Krakowianie tłumnie zebrali się dookoła studzienki Badylaka na Rynku Głównym. Przynieśli świece oraz serduszka WOŚP. Niektórzy mieli ze sobą plakaty. "Stop dla Nienawiści", "Dość!", "Do końca świata i jeden dzień dłużej" - to tylko niektóre z haseł, jakie można było z nich przeczytać. Na proteście pojawili się też politycy - zarówno ci z lewej, jak i prawej strony sceny politycznej. Parę zdań wygłosił Władysław Kosiniak - Kamysz. Z kolei ksiądz Isakowicz-Zaleski modlił się za zmarłego oraz jego bliskich.

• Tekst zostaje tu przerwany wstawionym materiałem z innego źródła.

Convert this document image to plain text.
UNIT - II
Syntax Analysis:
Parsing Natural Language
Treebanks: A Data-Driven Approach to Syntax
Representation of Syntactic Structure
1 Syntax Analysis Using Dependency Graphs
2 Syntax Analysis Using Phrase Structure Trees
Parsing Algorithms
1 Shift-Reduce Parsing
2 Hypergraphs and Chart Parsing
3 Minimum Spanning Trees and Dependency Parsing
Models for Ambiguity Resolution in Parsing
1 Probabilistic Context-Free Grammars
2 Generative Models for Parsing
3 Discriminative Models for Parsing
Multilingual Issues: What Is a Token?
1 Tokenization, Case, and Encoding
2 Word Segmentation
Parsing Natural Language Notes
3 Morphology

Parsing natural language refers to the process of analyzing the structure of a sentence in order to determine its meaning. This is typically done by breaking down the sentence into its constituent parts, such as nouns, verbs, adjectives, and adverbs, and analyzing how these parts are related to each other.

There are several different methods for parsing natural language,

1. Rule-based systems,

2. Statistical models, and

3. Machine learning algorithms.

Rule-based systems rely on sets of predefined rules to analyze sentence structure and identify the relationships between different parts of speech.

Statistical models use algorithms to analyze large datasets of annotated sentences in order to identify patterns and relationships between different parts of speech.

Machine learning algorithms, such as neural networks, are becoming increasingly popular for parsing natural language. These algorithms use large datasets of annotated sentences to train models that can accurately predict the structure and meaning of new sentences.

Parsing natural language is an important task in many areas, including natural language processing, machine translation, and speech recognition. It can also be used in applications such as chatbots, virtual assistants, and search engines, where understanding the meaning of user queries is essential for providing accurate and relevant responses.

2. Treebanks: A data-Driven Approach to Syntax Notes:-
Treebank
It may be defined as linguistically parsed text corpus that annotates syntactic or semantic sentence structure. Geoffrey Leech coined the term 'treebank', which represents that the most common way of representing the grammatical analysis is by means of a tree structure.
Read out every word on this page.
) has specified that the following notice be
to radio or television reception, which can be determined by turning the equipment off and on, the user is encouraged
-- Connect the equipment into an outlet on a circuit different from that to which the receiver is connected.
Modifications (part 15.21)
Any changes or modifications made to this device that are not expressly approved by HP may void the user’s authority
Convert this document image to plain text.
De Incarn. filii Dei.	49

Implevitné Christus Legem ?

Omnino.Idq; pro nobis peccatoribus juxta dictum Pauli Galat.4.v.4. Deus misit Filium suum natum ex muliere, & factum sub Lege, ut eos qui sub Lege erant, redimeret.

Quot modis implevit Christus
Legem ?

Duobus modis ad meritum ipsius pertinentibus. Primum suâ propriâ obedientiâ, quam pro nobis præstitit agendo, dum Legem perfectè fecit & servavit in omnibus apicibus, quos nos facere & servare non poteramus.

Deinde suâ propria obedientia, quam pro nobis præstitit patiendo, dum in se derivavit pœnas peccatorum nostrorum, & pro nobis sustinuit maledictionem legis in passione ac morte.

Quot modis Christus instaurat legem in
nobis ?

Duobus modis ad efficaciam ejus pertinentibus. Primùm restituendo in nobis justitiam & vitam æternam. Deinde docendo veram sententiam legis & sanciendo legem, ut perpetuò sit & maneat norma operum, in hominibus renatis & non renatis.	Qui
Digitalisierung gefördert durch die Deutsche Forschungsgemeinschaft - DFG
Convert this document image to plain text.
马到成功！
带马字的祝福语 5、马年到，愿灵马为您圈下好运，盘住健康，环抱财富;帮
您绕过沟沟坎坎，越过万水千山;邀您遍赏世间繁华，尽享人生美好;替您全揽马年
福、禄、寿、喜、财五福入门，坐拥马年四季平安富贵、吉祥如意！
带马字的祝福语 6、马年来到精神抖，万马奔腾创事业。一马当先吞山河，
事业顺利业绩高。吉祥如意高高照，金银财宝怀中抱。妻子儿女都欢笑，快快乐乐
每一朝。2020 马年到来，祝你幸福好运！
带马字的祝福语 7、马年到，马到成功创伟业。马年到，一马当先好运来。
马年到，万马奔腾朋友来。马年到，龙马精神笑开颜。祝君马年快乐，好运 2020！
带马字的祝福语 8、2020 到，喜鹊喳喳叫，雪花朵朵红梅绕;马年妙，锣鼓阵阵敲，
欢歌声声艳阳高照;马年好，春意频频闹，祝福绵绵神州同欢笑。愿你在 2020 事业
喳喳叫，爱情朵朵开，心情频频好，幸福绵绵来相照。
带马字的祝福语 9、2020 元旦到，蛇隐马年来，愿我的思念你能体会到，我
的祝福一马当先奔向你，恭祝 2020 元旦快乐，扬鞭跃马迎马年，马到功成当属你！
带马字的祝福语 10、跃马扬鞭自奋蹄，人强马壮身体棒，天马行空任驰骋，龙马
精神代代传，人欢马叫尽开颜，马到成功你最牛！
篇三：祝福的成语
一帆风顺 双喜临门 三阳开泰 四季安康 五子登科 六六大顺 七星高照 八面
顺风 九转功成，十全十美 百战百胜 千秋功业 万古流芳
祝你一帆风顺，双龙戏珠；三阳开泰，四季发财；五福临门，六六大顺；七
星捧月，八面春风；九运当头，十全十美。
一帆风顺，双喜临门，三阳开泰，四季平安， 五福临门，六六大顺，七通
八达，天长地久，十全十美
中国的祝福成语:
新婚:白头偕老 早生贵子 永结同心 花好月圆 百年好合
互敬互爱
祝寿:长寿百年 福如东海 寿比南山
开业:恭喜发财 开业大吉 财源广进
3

- Bardzo nad tym boleję,. To przerwanie pięknych polskich tradycji, jak sto lat temu inne poglądy miał Piłsudski a inne Dmowski, ale obaj się szanowali. Trzeba się szanować, dlatego tutaj przyszedłem - zaznaczył ksiądz Isakowicz-Zaleski. Zebrani dwukrotnie odśpiewali hymn.
Prezydent Gdańska Paweł Adamowicz został 3 razy pchnięty nożem w czasie finału Wielkiej Orkiestry Świątecznej Pomocy 13 stycznia. Uzbrojony mężczyzna wtargnął na scenę, przedstawił się jako Sebastian W. i oświadczył, że znęcano się nad nim w więzieniu. Atak na prezydenta Gdańska miał być zemstą za krzywdę, jakiej doznał .Sebastian W. za napady na banki przesiedział w więzieniu 5 lat i 6 miesięcy.
Jurek Owsiak po śmierci prezydenta Adamowicza zrezygnował z pełnienia funkcji prezesa WOŚP. Prezydent Andrzej Duda zapowiedział, że dzień pogrzebu Pawła Adamowicza będzie dniem żałoby narodowej.